A lesser option for the court would be striking down just the Texas program, which uses race and ethnicity only as final factors to round out each incoming class after first accepting the top-ranked students from all high schools that use such rankings. Justice Samuel Alito said the so-called "top 10%" policy should be sufficient, even if minority students come from segregated neighborhoods.

Members of the American Federation of Teachers rally in support of affirmative action outside of the Supreme Court on Dec. 9, 2015, as the court hears oral arguments in the Fisher v. University of Texas at Austin affirmative action case.

"It's kind of the assumption that if a black student or a Hispanic student is admitted as part of the top 10% plan, it has to be because that student didn't have to compete against very many whites and Asians in the high school class," Alito said. "It's a really pernicious stereotype."

A third option would be to send the case back to the original federal district court, where the university could seek to submit data showing that its racial preferences work and, ultimately, can be ended.

"They weren't given the chance to add additional evidence," Kennedy told Bert Rein, the lawyer for Abigail Fisher, a white student who protested her denial of admission in 2008.

People stand in line hoping to get into the Supreme Court for Wednesday's oral arguments on affirmative action.

Fisher, who ultimately graduated from Louisiana State University rather than her home state's flagship campus, issued a statement. “Like most Americans, I don’t believe students should be treated differently because of their race," she said. ”Hopefully, this case will end racial classifications and preferences at the University of Texas.”

The school's first method of integration — accepting the top students from every high school that uses class rankings — isn't challenged, even though it "trades on the de facto segregation that still exists in Texas" to pull in minorities, the school's Supreme Court brief notes.

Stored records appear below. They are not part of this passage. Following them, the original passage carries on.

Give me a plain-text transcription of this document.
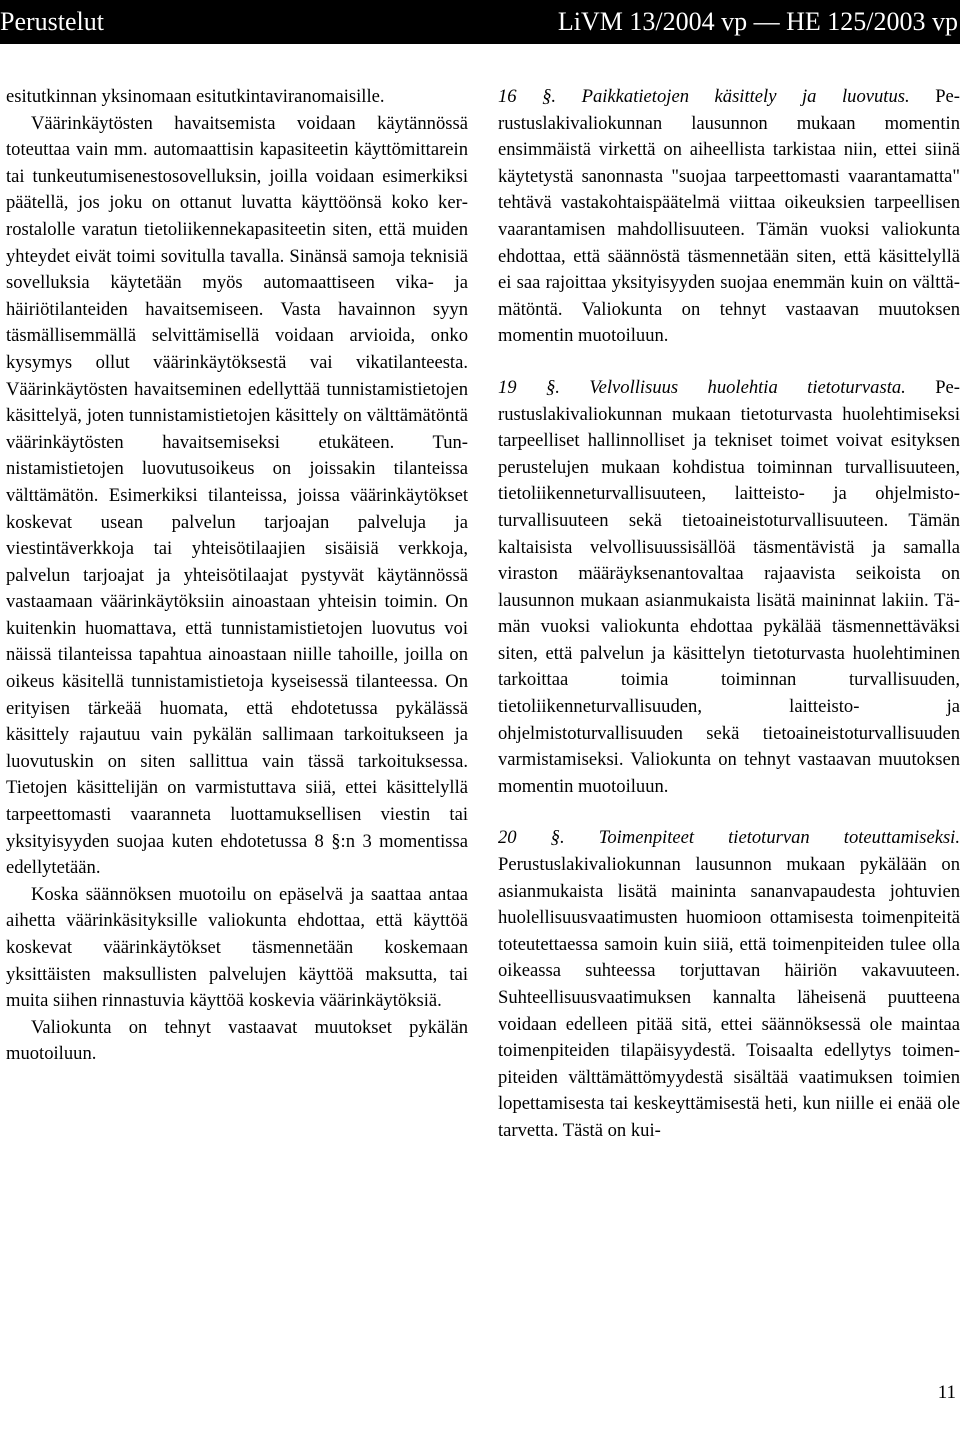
Perustelut	LiVM 13/2004 vp — HE 125/2003 vp

esitutkinnan yksinomaan esitutkintaviranomaisille.

Väärinkäytösten havaitsemista voidaan käytännössä toteuttaa vain mm. automaattisin kapasiteetin käyttömittarein tai tunkeutumisenestosovelluksin, joilla voidaan esimerkiksi päätellä, jos joku on ottanut luvatta käyttöönsä koko kerrostalolle varatun tietoliikennekapasiteetin siten, että muiden yhteydet eivät toimi sovitulla tavalla. Sinänsä samoja teknisiä sovelluksia käytetään myös automaattiseen vika- ja häiriötilanteiden havaitsemiseen. Vasta havainnon syyn täsmällisemmällä selvittämisellä voidaan arvioida, onko kysymys ollut väärinkäytöksestä vai vikatilanteesta. Väärinkäytösten havaitseminen edellyttää tunnistamistietojen käsittelyä, joten tunnistamistietojen käsittely on välttämätöntä väärinkäytösten havaitsemiseksi etukäteen. Tunnistamistietojen luovutusoikeus on joissakin tilanteissa välttämätön. Esimerkiksi tilanteissa, joissa väärinkäytökset koskevat usean palvelun tarjoajan palveluja ja viestintäverkkoja tai yhteisötilaajien sisäisiä verkkoja, palvelun tarjoajat ja yhteisötilaajat pystyvät käytännössä vastaamaan väärinkäytöksiin ainoastaan yhteisin toimin. On kuitenkin huomattava, että tunnistamistietojen luovutus voi näissä tilanteissa tapahtua ainoastaan niille tahoille, joilla on oikeus käsitellä tunnistamistietoja kyseisessä tilanteessa. On erityisen tärkeää huomata, että ehdotetussa pykälässä käsittely rajautuu vain pykälän sallimaan tarkoitukseen ja luovutuskin on siten sallittua vain tässä tarkoituksessa. Tietojen käsittelijän on varmistuttava siiä, ettei käsittelyllä tarpeettomasti vaaranneta luottamuksellisen viestin tai yksityisyyden suojaa kuten ehdotetussa 8 §:n 3 momentissa edellytetään.

Koska säännöksen muotoilu on epäselvä ja saattaa antaa aihetta väärinkäsityksille valiokunta ehdottaa, että käyttöä koskevat väärinkäytökset täsmennetään koskemaan yksittäisten maksullisten palvelujen käyttöä maksutta, tai muita siihen rinnastuvia käyttöä koskevia väärinkäytöksiä.

Valiokunta on tehnyt vastaavat muutokset pykälän muotoiluun.

16 §. Paikkatietojen käsittely ja luovutus. Perustuslakivaliokunnan lausunnon mukaan momentin ensimmäistä virkettä on aiheellista tarkistaa niin, ettei siinä käytetystä sanonnasta "suojaa tarpeettomasti vaarantamatta" tehtävä vastakohtaispäätelmä viittaa oikeuksien tarpeellisen vaarantamisen mahdollisuuteen. Tämän vuoksi valiokunta ehdottaa, että säännöstä täsmennetään siten, että käsittelyllä ei saa rajoittaa yksityisyyden suojaa enemmän kuin on välttämätöntä. Valiokunta on tehnyt vastaavan muutoksen momentin muotoiluun.

19 §. Velvollisuus huolehtia tietoturvasta. Perustuslakivaliokunnan mukaan tietoturvasta huolehtimiseksi tarpeelliset hallinnolliset ja tekniset toimet voivat esityksen perustelujen mukaan kohdistua toiminnan turvallisuuteen, tietoliikenneturvallisuuteen, laitteisto- ja ohjelmistoturvallisuuteen sekä tietoaineistoturvallisuuteen. Tämän kaltaisista velvollisuussisällöä täsmentävistä ja samalla viraston määräyksenantovaltaa rajaavista seikoista on lausunnon mukaan asianmukaista lisätä maininnat lakiin. Tämän vuoksi valiokunta ehdottaa pykälää täsmennettäväksi siten, että palvelun ja käsittelyn tietoturvasta huolehtiminen tarkoittaa toimia toiminnan turvallisuuden, tietoliikenneturvallisuuden, laitteisto- ja ohjelmistoturvallisuuden sekä tietoaineistoturvallisuuden varmistamiseksi. Valiokunta on tehnyt vastaavan muutoksen momentin muotoiluun.

20 §. Toimenpiteet tietoturvan toteuttamiseksi. Perustuslakivaliokunnan lausunnon mukaan pykälään on asianmukaista lisätä maininta sananvapaudesta johtuvien huolellisuusvaatimusten huomioon ottamisesta toimenpiteitä toteutettaessa samoin kuin siiä, että toimenpiteiden tulee olla oikeassa suhteessa torjuttavan häiriön vakavuuteen. Suhteellisuusvaatimuksen kannalta läheisenä puutteena voidaan edelleen pitää sitä, ettei säännöksessä ole maintaa toimenpiteiden tilapäisyydestä. Toisaalta edellytys toimenpiteiden välttämättömyydestä sisältää vaatimuksen toimien lopettamisesta tai keskeyttämisestä heti, kun niille ei enää ole tarvetta. Tästä on kui-

11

What's contested is the second method — a topping-off of each freshman class by focusing on a potpourri of factors, from special talents and extracurricular activities to socioeconomics, race and ethnicity. Those last factors are used to produce what the school calls "diversity within diversity" — a representative mix of minority students, rather than just those from segregated communities with similar backgrounds and experiences.

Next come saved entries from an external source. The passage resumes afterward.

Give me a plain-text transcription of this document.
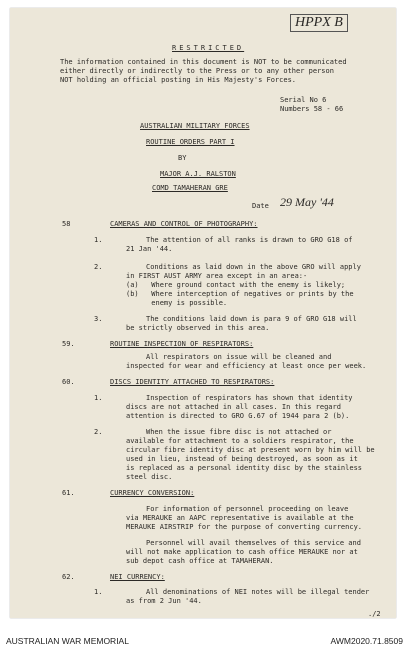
HPPX B
RESTRICTED
The information contained in this document is NOT to be communicated
either directly or indirectly to the Press or to any other person
NOT holding an official posting in His Majesty's Forces.
Serial No 6
Numbers 58 - 66
AUSTRALIAN MILITARY FORCES
ROUTINE ORDERS PART I
BY
MAJOR A.J. RALSTON
COMD TAMAHERAN GRE
Date 29 May '44
58	CAMERAS AND CONTROL OF PHOTOGRAPHY:
1.	The attention of all ranks is drawn to GRO G18 of
21 Jan '44.
2.	Conditions as laid down in the above GRO will apply
in FIRST AUST ARMY area except in an area:-
(a)   Where ground contact with the enemy is likely;
(b)   Where interception of negatives or prints by the
enemy is possible.
3.	The conditions laid down is para 9 of GRO G18 will
be strictly observed in this area.
59.	ROUTINE INSPECTION OF RESPIRATORS:
All respirators on issue will be cleaned and
inspected for wear and efficiency at least once per week.
60.	DISCS IDENTITY ATTACHED TO RESPIRATORS:
1.	Inspection of respirators has shown that identity
discs are not attached in all cases. In this regard
attention is directed to GRO G.67 of 1944 para 2 (b).
2.	When the issue fibre disc is not attached or
available for attachment to a soldiers respirator, the
circular fibre identity disc at present worn by him will be
used in lieu, instead of being destroyed, as soon as it
is replaced as a personal identity disc by the stainless
steel disc.
61.	CURRENCY CONVERSION:
For information of personnel proceeding on leave
via MERAUKE an AAPC representative is available at the
MERAUKE AIRSTRIP for the purpose of converting currency.
Personnel will avail themselves of this service and
will not make application to cash office MERAUKE nor at
sub depot cash office at TAMAHERAN.
62.	NEI CURRENCY:
1.	All denominations of NEI notes will be illegal tender
as from 2 Jun '44.
./2
AUSTRALIAN WAR MEMORIAL	AWM2020.71.8509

Guixue Zhou of North Potomac, Md., left, and others protests against racial quotas outside the Supreme Court on Dec. 9, 2015, as the court hears oral arguments in the Fisher v. University of Texas at Austin case.

Alito and Roberts pounced on the need for that so-called "holistic" program, arguing that it has done little to boost the percentage of African Americans on campus or bring diversity down to the classroom level, as the school wants.

"What unique perspective does a minority student bring to a physics class?" Roberts asked.

Justice Sonia Sotomayor said the university's use of race had increased the percentage of minorities at least slightly from 2004 to 2008, by which time 20% of its black students and 15% of Hispanics were admitted through holistic review rather than class rank. Even so, she said, more is needed.

"No matter what it does," Sotomayor said, "it doesn't have enough numbers of black people."